O primeiro a denunciar a falta de transparência na gestão do prefeito Marcelo Vilares (União Brasil), foi este jornal, vítima da ausência de respostas encaminhadas à assessoria de imprensa da Prefeitura Municipal de Bertioga.
O Jornal Impresso Brasil (JIB), fez inúmeros pedidos de informações a respeito de vários assuntos, porém, quase nenhum deles foram respondidos.

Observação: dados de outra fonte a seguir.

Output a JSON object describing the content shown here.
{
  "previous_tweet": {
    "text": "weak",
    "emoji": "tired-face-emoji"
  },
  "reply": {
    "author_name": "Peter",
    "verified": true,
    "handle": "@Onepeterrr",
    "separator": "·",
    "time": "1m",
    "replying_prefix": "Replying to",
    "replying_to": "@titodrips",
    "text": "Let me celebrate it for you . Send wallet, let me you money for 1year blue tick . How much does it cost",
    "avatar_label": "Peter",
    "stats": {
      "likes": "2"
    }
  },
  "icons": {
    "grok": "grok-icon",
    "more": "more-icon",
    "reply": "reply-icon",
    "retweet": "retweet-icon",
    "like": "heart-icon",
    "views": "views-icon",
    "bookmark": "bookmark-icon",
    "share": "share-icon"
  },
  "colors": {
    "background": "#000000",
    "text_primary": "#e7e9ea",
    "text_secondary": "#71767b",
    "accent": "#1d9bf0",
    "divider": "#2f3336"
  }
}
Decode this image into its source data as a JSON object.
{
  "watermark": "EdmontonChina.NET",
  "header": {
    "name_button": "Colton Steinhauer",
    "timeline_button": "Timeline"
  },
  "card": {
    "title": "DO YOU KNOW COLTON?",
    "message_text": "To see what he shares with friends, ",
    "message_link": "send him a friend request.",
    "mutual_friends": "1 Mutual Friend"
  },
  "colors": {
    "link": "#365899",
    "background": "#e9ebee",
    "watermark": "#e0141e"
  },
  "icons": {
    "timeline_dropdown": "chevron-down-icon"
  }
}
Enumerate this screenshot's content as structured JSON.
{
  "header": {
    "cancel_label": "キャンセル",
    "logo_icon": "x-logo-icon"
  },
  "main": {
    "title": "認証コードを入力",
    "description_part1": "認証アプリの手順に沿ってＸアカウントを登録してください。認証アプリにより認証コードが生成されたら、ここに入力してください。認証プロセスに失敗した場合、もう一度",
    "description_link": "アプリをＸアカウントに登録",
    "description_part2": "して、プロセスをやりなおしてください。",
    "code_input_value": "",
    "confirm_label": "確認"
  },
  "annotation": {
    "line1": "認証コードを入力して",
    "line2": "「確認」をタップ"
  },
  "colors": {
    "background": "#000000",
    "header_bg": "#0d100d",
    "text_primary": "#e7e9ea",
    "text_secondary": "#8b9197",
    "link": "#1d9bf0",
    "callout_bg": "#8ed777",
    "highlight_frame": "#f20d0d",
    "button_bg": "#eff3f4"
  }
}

O editor-chefe deste periódico, o jornalista Nelson Camargo, também protocolou documento na prefeitura solicitando informações a respeito de vários assuntos, entre eles: contratos, portal da transparência, valores e repasses, no entanto, não foi respondido desrespeitando a Lei de Acesso à Informação (LAI – Lei n.º 12.527/2011), cujo teor regulamenta o direito constitucional dos cidadãos de solicitar e receber dados dos órgãos públicos, além de estabelecer a transparência e a regra no setor público.
Também quem se sentiu desassistida com essa situação foi a costureira Gorete Barros que reside no Indaiá. Ela reclama de represália da parte do governo municipal. “Vivo sofrendo represália pelo poder público, por questionar a falta de responsabilidade, principalmente no setor de saúde”, repudia a cidadã.
Audiências:
Bastante conhecida na cidade por defender causas importantes, a costureira ainda reclama das audiências públicas que são, na maioria das vezes, realizadas na Câmara Municipal.
Para ela, nas audiências se instalou a “lei da mordaça”, onde o munícipe não pode se manifestar. “Os Poderes Executivo e Legislativo de Bertioga, restringem o direito de expressão dos cidadãos nas audiências públicas. Não transmitia as falas dos participantes pela TV Câmara e restringem o uso da Tribuna”, denunciou.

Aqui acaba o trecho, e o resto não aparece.